Gestão sob pressão: reprovação de Tião Bocalom chega aos 55% em Rio Branco, mostra pesquisa

Marcos Dione, do Notícia Imediata

Gestão sob pressão: reprovação de Tião Bocalom chega aos 55% em Rio Branco, mostra pesquisa
Publicado em 30/12/2025 às 13:03

A gestão do prefeito de Rio Branco, Tião Bocalom (PL), atravessa seu período de maior fragilidade política, conforme aponta o mais recente levantamento da consultoria AtlasIntel. Com um índice de reprovação que atingiu a marca de 55%, o prefeito figura entre os gestores de capitais com pior avaliação no país. O número reflete um distanciamento crescente entre o discurso oficial da prefeitura e a percepção de qualidade de vida dos moradores da capital acreana.

O desgaste da imagem de Bocalom é alimentado por um histórico de promessas consideradas “mirabolantes” que não se concretizaram na prática. Projetos de grande impacto anunciados com entusiasmo pela gestão esbarram na falta de execução técnica, gerando frustração no eleitorado. Essa desconexão é agravada por uma postura institucional frequentemente criticada pela falta de diálogo com setores estratégicos e por declarações que ignoram a complexidade dos problemas urbanos.

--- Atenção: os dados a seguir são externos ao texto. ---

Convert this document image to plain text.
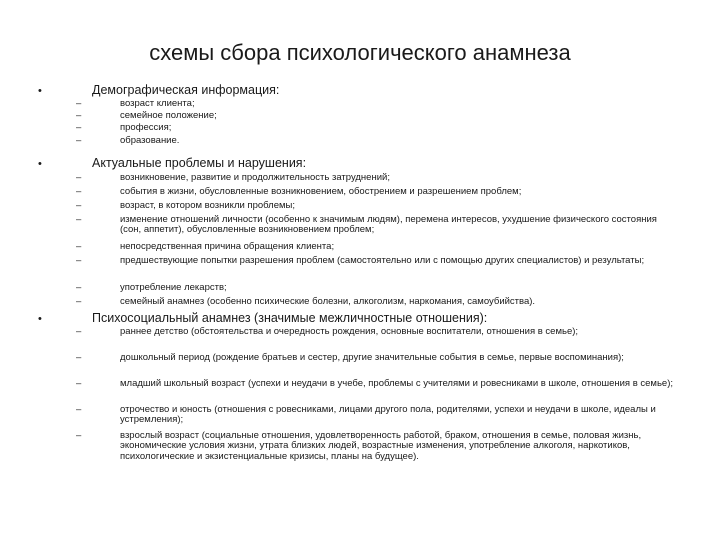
схемы сбора психологического анамнеза
•	Демографическая информация:
–	возраст клиента;
–	семейное положение;
–	профессия;
–	образование.
•	Актуальные проблемы и нарушения:
–	возникновение, развитие и продолжительность затруднений;
–	события в жизни, обусловленные возникновением, обострением и разрешением проблем;
–	возраст, в котором возникли проблемы;
–	изменение отношений личности (особенно к значимым людям), перемена интересов, ухудшение физического состояния (сон, аппетит), обусловленные возникновением проблем;
–	непосредственная причина обращения клиента;
–	предшествующие попытки разрешения проблем (самостоятельно или с помощью других специалистов) и результаты;
–	употребление лекарств;
–	семейный анамнез (особенно психические болезни, алкоголизм, наркомания, самоубийства).
•	Психосоциальный анамнез (значимые межличностные отношения):
–	раннее детство (обстоятельства и очередность рождения, основные воспитатели, отношения в семье);
–	дошкольный период (рождение братьев и сестер, другие значительные события в семье, первые воспоминания);
–	младший школьный возраст (успехи и неудачи в учебе, проблемы с учителями и ровесниками в школе, отношения в семье);
–	отрочество и юность (отношения с ровесниками, лицами другого пола, родителями, успехи и неудачи в школе, идеалы и устремления);
–	взрослый возраст (социальные отношения, удовлетворенность работой, браком, отношения в семье, половая жизнь, экономические условия жизни, утрата близких людей, возрастные изменения, употребление алкоголя, наркотиков, психологические и экзистенциальные кризисы, планы на будущее).
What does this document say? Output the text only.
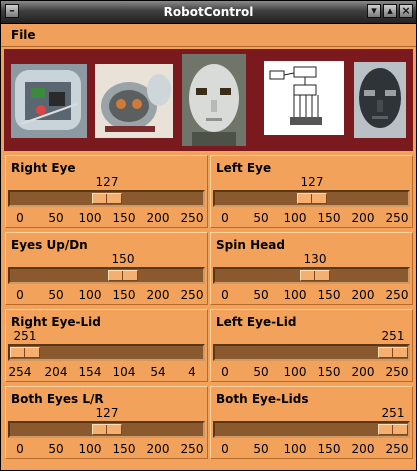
–	RobotControl	▾ ▴ ×
File
Right Eye
127
0 50 100 150 200 250
Left Eye
127
0 50 100 150 200 250
Eyes Up/Dn
150
0 50 100 150 200 250
Spin Head
130
0 50 100 150 200 250
Right Eye-Lid
251
254 204 154 104 54 4
Left Eye-Lid
251
0 50 100 150 200 250
Both Eyes L/R
127
0 50 100 150 200 250
Both Eye-Lids
251
0 50 100 150 200 250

No cotidiano da cidade, o transporte coletivo aparece como uma das feridas abertas da administração. O péssimo serviço oferecido à população, marcado por veículos precários e baixa frequência de rotas, tem gerado um isolamento geográfico e econômico para as periferias. A crise na mobilidade urbana tornou-se o símbolo de uma gestão que, apesar das promessas de modernização, não consegue garantir o direito básico de deslocamento com dignidade.

A infraestrutura e a saúde básica também compõem o quadro de abandono relatado pelos cidadãos. Ruas esburacadas e a falta de saneamento básico em diversos bairros contrastam com a propaganda governamental, enquanto as unidades de saúde municipais sofrem com a carência de insumos e profissionais. A sensação de precariedade nos serviços essenciais é o fator determinante para que a maioria da população rejeite a continuidade do modelo atual de governança.

Diante desse cenário, a alta reprovação na AtlasIntel coloca Tião Bocalom em uma posição defensiva a pouco tempo de novos desafios eleitorais. Sem uma mudança drástica na zeladoria da cidade e na entrega de resultados concretos, a gestão corre o risco de ver sua desaprovação aumentar ainda mais. O desafio agora é transformar a inércia em ação, sob pena de deixar um legado de promessas vazias e uma capital estagnada em problemas estruturais históricos.